POLÍTICA

Superpresídio, crime organizado, maioridade penal: Caiado, Zema e Renan miram na segurança para alavancar candidaturas

29 de julho, 2026 | Por: Agência O Globo

Propostas para o combate à criminalidade ganharam projeção nos discursos realizados durante as convenções partidárias dos candidatos da direita

Da esquerda para a direita: Romeu Zema, Renan Santos e Ronaldo Caiado | Crédito: Marcelo Camargo/Agência Brasil; Lula Marques/Agência Brasil; Reprodução

Em disputa pelo voto dos eleitores de direita com o senador Flávio Bolsonaro (PL), os presidenciáveis Romeu Zema (Novo), Ronaldo Caiado (PSD) e Renan Santos (Missão) focaram na discussão sobre segurança pública no lançamento de suas campanhas nas últimas semanas. Descrito como a principal preocupação dos brasileiros nas pesquisas de intenção de voto, o tema também tem se tornado alvo de disputas entre os nomes que buscam rivalizar com o bolsonarismo e se contrapor ao governo Lula.

O tema foi explorado por Zema na última segunda-feira, durante a convenção nacional do Novo. Na ocasião, o ex-governador disse que, caso eleito, construirá um “superpresídio” de segurança máxima em uma região remota da região Amazônica para isolar lideranças criminosas por “pelo menos 25 anos”. A medida é inspirada no modelo de “encarceramento em massa” criado pelo presidente Nayib Bukele em El Salvador, visitado mineiro no ano passado.

A proposta também inclui a proibição das visitas íntimas e das “saidinhas” temporárias, acrescentou o ex-governador em entrevista ao Metrópoles. Em paralelo, Zema também se colocou a favor da classificação das facções brasileiras como organizações terroristas. Aplicado pelo governo dos Estados Unidos ao Primeiro Comando da Capital (PCC) e ao Comando Vermelho, o rótulo tem sido defendido pela campanha de Flávio, que articulou pela medida durante uma visita do senador à Casa Branca em maio.

O anúncio, no entanto, foi criticado pelo Planalto, que considerou a medida como uma tentativa de interferência estrangeira e uma ameaça à soberania nacional. A resposta do governo tem sido rechaçada pela direita, que acusa a gestão federal de não atuar no combate ao crime organizado.

— Quero que o Brasil retome a soberania que estamos perdendo. Tem gente falando que [o Brasil] está perdendo soberania porque os Estados Unidos enquadraram facções como terroristas. O Brasil é que já deveria ter feito isso há muito tempo — disse o ex-governador mineiro durante o encontro partidário do Novo.

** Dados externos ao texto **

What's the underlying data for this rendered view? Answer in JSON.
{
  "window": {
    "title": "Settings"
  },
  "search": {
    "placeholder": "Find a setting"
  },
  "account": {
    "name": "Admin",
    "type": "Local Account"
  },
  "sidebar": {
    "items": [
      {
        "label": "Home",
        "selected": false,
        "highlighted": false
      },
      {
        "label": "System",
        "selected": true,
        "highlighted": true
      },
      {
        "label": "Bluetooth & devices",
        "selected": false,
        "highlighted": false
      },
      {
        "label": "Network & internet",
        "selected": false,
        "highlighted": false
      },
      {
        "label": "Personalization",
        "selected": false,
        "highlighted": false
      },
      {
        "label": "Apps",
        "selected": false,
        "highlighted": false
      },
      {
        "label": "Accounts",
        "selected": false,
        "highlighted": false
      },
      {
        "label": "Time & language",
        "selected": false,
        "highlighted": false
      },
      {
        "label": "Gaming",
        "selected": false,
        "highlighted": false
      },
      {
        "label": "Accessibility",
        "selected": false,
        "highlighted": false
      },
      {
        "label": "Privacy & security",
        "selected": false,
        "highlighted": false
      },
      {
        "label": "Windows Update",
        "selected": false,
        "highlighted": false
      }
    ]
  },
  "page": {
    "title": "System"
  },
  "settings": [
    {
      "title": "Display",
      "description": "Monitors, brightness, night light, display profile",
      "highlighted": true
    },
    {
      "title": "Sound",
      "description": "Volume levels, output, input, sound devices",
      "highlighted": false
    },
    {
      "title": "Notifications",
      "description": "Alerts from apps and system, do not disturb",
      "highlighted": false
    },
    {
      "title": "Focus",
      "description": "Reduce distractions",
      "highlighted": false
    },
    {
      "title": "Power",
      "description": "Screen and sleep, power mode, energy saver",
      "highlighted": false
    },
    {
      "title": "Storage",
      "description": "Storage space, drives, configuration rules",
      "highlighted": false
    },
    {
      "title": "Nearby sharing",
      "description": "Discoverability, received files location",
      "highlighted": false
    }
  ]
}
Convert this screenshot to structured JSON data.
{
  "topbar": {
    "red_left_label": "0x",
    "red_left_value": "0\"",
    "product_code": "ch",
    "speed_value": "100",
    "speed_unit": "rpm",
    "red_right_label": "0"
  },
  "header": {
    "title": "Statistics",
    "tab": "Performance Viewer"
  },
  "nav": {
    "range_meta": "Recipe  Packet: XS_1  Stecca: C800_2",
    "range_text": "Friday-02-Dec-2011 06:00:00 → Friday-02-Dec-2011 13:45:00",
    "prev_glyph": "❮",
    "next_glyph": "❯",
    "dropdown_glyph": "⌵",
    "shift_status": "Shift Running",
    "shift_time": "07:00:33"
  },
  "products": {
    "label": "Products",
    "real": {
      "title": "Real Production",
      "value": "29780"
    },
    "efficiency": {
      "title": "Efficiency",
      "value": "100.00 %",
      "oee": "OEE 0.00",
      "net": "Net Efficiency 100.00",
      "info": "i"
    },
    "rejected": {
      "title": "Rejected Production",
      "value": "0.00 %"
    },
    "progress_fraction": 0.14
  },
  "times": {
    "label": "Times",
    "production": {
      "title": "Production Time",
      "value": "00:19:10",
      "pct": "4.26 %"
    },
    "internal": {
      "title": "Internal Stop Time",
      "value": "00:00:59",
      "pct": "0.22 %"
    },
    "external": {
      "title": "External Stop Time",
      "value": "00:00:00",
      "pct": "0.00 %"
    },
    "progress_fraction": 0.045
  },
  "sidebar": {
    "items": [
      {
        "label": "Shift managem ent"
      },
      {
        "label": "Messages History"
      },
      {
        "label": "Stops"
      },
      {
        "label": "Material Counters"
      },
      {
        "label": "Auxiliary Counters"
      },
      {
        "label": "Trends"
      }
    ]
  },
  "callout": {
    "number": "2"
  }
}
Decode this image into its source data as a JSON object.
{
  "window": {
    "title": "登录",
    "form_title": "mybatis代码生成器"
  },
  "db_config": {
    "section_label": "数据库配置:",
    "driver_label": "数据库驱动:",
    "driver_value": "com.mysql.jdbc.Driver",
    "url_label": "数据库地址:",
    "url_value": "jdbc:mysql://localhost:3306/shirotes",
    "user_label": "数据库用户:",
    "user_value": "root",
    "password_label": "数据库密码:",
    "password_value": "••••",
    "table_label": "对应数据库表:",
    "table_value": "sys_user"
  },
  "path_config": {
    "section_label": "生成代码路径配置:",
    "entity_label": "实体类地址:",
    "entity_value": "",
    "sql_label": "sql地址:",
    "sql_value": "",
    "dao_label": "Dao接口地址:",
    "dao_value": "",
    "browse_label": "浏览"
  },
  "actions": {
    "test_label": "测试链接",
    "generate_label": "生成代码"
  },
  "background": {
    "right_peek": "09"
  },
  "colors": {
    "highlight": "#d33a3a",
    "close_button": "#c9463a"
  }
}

O assunto também foi discutido por Caiado durante a convenção nacional do PSD no último domingo. Em entrevista coletiva antes de subir ao palco, o goiano afirmou que, para concorrer ao Planalto, o candidato à presidência precisa “de independência moral” e de “coragem para libertar o país do sequestro do PT e das facções”.

O ex-governador também repetiu o mote “comigo, bandido não se cria”, já usado por ele em vídeos de divulgação da candidatura, e propôs o confisco de bens de condenados por violência contra mulheres. Desde o início da pré-campanha, o ex-governador tem usado lema de combate ao feminicídio para entrar na discussão sobre segurança pública.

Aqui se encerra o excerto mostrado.